In a wide plate, mix all-purpose flour, salt, and carom seeds. Gradually add 1/4 cup of oil to the mixture, followed by water to form a semi-soft dough. Apply oil on the dough, cover, and let it rest for 15-20 minutes.
Heat 2 tbsp oil in a pan. Add cumin seeds, asafoetida, and coriander seeds. Then add chopped green chilies and grated ginger. Stir in green peas and mashed potatoes.
Add coriander powder, Kashmiri red chili powder, cumin powder, turmeric powder, and garam masala to the potato mixture. Mix well.

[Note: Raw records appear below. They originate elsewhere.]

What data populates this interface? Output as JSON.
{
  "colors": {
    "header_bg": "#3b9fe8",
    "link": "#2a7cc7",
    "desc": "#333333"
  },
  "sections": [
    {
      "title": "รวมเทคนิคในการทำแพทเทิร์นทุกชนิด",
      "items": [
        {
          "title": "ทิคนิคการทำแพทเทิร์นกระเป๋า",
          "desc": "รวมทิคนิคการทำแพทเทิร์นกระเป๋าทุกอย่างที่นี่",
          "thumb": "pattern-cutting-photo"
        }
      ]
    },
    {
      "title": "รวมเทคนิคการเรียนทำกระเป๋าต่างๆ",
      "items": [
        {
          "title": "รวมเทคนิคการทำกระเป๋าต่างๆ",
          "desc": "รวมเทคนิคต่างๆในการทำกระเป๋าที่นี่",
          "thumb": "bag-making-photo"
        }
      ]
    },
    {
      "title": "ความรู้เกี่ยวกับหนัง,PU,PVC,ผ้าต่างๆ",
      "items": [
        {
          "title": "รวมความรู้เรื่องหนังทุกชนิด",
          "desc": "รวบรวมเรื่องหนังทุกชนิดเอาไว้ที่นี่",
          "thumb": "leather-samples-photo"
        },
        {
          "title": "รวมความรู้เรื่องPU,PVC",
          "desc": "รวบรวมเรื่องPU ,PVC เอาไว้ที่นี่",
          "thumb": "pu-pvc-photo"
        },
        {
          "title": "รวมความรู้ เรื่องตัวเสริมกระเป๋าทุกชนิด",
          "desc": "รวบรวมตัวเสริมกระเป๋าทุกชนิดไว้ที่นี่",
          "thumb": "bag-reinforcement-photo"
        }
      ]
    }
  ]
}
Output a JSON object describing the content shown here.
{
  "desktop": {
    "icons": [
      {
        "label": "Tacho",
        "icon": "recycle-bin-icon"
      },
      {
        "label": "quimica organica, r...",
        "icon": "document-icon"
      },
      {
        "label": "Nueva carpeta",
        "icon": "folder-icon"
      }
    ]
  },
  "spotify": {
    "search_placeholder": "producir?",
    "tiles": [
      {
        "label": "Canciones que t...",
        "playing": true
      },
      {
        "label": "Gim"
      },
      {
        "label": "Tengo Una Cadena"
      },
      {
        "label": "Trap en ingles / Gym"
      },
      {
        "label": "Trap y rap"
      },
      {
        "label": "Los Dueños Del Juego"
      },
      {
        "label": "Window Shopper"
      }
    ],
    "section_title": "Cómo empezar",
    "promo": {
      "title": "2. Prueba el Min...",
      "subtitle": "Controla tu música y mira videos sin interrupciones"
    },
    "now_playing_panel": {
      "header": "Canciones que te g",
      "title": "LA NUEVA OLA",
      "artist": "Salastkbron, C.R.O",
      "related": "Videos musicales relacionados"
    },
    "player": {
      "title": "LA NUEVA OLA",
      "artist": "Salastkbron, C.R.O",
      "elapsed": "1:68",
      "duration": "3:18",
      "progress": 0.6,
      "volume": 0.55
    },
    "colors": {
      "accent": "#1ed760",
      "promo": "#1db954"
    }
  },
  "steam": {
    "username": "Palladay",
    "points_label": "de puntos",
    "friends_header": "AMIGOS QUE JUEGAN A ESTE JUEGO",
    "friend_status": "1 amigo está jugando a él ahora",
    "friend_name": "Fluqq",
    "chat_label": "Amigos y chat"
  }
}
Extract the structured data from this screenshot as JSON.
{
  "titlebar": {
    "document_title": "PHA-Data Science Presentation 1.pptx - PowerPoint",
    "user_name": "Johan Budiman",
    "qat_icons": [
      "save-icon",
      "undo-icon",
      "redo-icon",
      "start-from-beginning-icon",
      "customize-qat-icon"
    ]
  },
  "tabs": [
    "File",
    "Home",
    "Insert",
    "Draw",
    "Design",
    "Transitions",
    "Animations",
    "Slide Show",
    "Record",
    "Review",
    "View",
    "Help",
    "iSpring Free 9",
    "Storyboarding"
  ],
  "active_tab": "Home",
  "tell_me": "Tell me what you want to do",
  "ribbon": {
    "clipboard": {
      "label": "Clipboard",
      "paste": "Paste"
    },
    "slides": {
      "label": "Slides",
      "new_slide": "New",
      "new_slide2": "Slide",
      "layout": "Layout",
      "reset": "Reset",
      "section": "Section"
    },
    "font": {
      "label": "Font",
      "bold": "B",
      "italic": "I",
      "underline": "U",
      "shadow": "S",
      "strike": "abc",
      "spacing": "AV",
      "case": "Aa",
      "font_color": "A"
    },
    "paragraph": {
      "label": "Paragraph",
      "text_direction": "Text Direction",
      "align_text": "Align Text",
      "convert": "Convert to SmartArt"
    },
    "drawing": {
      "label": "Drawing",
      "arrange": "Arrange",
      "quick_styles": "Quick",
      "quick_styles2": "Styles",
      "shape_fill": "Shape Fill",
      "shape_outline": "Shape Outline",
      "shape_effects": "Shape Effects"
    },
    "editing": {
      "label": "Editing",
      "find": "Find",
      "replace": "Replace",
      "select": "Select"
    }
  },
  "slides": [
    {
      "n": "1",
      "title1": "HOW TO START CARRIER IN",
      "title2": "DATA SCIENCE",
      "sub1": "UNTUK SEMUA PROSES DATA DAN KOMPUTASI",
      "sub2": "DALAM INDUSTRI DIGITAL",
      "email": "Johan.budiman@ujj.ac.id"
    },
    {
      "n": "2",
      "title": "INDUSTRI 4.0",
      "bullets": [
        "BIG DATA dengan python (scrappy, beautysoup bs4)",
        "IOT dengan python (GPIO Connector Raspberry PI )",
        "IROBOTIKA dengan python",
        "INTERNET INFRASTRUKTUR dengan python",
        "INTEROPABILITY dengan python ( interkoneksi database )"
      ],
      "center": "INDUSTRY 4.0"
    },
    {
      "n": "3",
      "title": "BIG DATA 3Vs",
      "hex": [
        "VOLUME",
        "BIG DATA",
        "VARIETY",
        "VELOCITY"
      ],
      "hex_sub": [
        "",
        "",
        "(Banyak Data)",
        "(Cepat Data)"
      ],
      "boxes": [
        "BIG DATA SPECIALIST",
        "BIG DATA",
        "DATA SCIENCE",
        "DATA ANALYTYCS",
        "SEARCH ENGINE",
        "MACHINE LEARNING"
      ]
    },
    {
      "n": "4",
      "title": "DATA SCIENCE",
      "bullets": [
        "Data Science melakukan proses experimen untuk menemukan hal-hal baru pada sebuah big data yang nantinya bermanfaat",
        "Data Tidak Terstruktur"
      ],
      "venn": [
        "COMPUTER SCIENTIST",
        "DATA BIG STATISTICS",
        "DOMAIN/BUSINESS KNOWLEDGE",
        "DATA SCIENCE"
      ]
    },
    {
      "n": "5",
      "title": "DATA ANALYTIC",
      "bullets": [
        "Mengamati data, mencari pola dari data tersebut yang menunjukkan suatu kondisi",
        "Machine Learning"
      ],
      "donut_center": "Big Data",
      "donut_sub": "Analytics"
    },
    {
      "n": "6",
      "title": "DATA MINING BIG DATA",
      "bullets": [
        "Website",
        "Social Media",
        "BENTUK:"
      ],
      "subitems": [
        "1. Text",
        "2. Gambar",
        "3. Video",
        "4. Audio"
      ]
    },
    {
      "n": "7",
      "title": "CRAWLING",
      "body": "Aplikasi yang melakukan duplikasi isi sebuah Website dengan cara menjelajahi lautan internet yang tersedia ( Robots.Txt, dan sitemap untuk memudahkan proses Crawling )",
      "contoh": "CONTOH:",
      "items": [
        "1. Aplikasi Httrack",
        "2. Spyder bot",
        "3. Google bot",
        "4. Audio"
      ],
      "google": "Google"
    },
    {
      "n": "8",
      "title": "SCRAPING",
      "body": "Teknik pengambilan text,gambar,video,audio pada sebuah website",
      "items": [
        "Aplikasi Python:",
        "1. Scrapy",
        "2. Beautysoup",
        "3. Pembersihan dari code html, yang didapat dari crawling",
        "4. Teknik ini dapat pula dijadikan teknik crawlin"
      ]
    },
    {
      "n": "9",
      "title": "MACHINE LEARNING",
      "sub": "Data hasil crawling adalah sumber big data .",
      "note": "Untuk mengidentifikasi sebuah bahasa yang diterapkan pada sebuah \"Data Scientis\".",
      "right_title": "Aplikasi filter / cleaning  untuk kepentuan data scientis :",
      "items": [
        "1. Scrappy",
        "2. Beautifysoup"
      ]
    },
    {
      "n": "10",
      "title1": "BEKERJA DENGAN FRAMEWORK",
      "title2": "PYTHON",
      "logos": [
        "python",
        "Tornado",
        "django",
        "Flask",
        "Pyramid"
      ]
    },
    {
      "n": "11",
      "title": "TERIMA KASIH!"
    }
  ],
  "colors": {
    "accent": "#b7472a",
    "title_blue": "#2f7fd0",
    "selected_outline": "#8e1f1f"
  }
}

Season with salt, dry mango powder, and Kasuri methi. Stir in chopped coriander leaves and remove from heat.
Knead the rested dough again and divide it into small portions. Roll each portion into an oval shape and cut it horizontally.
Take one portion of dough, wet the edges with water, and form a cone shape. Fill the cone with the prepared potato mixture and seal the edges tightly.
Repeat the process with the remaining dough and filling.
Heat oil in a pan for frying. Once hot, fry the prepared samosas until golden and crispy.
Drain excess oil and transfer the fried samosas to a plate lined with paper towels.
Serve hot with green chutney, tamarind chutney, or your favorite dipping sauce. Enjoy the crispy and delicious Aloo Samosas!